Am hoping for some help if possible? My son was born November 30th 2018. I have been denied contact with him by my ex for no reason but "I did not go to enough scans" accoryding to her. Its pathetic. She has not respoinded to any texts or emails and she refused to show for mediation. She did decide to claim for CSA though! I have sent the C1 form for parental responsibility and also the C100 for for contact order and am wondering what to expect? It is stupid that a mother can use her son as a weapon to hurt the dad. I was never nasty to her and we ended because she cheated on me!! I'd imagine alot of you, if not most have been through a similer situation and I am wondering if you would be happy to share thoughts/experiences of court etc..
Thanks
Dan
hi, i have been through something similar. not present at childs birth. not involved in naming baby, cut contact with me. all because of ex. what i suggest is dont expect your ex to behave in a rational way, and her behaviour is likely to get worse as the court process goes on.
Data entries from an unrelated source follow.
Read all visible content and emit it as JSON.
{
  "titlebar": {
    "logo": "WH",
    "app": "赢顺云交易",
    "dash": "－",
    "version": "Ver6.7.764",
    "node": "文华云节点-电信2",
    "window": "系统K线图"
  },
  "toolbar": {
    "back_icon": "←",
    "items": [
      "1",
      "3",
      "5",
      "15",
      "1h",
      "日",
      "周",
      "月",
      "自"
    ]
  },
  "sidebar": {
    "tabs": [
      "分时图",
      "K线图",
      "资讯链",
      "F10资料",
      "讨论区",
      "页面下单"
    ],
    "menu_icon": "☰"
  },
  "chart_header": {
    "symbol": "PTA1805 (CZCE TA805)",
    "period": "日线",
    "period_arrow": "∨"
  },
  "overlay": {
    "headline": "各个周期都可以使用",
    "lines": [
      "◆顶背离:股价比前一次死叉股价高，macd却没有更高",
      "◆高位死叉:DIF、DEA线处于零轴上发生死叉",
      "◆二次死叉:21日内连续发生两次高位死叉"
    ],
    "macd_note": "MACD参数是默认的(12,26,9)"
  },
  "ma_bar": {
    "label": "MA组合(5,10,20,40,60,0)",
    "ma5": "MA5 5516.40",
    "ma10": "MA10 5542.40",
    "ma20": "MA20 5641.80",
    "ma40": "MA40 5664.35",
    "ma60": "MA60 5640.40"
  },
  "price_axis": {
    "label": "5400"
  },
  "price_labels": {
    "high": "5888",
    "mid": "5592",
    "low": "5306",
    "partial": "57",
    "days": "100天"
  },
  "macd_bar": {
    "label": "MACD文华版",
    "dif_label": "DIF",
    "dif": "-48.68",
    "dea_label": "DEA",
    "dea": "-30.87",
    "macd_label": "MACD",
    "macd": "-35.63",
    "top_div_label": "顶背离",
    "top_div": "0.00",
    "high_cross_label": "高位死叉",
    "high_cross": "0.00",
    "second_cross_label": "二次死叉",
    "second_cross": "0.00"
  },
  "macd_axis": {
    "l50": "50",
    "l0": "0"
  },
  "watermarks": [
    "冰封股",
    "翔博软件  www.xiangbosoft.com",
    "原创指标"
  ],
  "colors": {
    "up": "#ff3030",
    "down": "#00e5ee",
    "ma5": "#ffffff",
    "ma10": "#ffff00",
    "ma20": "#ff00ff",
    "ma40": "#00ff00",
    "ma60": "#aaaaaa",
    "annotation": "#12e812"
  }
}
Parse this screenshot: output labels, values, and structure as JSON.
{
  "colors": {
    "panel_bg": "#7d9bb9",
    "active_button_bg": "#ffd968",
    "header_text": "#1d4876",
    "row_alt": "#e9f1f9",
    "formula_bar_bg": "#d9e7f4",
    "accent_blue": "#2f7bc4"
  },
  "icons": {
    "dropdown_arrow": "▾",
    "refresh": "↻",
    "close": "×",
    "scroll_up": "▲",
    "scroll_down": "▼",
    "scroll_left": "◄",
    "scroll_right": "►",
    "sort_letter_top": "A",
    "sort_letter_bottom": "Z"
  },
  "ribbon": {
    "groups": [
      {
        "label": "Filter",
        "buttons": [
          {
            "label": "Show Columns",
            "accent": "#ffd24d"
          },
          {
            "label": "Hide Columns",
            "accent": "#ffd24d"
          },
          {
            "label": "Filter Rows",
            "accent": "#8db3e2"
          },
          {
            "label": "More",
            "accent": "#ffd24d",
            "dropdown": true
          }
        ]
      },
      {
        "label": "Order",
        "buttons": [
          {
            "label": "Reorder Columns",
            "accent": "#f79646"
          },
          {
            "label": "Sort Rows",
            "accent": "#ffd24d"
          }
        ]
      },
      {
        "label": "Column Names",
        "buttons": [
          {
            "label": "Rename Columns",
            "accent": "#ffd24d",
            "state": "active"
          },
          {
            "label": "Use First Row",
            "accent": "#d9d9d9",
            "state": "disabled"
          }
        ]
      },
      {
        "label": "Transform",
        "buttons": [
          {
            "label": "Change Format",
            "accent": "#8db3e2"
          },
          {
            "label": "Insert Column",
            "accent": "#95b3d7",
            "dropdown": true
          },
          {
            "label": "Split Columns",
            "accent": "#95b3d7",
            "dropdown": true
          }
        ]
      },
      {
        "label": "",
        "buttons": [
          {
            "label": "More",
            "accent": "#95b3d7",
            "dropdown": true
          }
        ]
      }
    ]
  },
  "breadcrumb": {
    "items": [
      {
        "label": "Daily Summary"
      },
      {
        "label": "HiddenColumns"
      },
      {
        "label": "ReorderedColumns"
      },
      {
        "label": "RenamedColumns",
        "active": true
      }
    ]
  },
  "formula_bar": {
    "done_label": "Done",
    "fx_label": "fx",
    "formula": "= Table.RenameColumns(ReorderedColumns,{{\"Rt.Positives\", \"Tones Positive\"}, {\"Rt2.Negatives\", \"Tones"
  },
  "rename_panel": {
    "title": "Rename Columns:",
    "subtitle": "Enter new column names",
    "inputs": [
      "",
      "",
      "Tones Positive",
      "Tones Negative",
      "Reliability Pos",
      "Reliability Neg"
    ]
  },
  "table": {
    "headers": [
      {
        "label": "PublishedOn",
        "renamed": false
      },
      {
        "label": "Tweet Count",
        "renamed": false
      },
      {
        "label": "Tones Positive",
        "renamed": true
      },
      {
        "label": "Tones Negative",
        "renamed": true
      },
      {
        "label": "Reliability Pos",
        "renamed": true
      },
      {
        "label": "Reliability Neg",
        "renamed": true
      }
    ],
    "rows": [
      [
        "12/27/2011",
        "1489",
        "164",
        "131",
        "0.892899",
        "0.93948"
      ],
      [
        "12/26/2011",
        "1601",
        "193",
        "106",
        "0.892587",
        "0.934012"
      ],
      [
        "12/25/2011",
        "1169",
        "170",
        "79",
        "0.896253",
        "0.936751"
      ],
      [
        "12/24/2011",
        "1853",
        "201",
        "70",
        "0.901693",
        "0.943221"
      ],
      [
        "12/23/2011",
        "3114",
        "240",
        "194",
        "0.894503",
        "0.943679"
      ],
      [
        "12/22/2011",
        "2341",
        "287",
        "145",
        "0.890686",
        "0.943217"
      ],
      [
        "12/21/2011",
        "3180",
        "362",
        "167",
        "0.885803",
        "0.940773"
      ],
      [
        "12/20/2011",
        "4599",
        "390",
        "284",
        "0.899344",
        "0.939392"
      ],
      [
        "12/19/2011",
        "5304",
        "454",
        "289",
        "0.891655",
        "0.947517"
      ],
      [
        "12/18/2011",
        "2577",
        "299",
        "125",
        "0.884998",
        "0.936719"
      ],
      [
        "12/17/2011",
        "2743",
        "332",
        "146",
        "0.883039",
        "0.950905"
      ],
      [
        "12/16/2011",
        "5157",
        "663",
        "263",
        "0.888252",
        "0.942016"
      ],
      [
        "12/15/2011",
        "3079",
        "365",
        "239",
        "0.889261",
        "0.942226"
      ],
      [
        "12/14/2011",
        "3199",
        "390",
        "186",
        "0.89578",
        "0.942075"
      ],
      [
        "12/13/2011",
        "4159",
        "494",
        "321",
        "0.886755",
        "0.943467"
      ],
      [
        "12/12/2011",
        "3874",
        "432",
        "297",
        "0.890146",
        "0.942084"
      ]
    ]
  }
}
you should be getting letter for court, to go for First Hearing Dispute Resolution appointment (FHDRA). this is where they will find out what the issues are. i would strongly recomend you get a barrister to represent you. be prepared for nasty, malicious allegations to be made about you. but try not to get fired up about it or take it seriously. you will see that it will be mostly petty and pathetic. court has process called fact finding hearing. this is lengthy and something you would want to avoid. my barrister got me off the hook for that.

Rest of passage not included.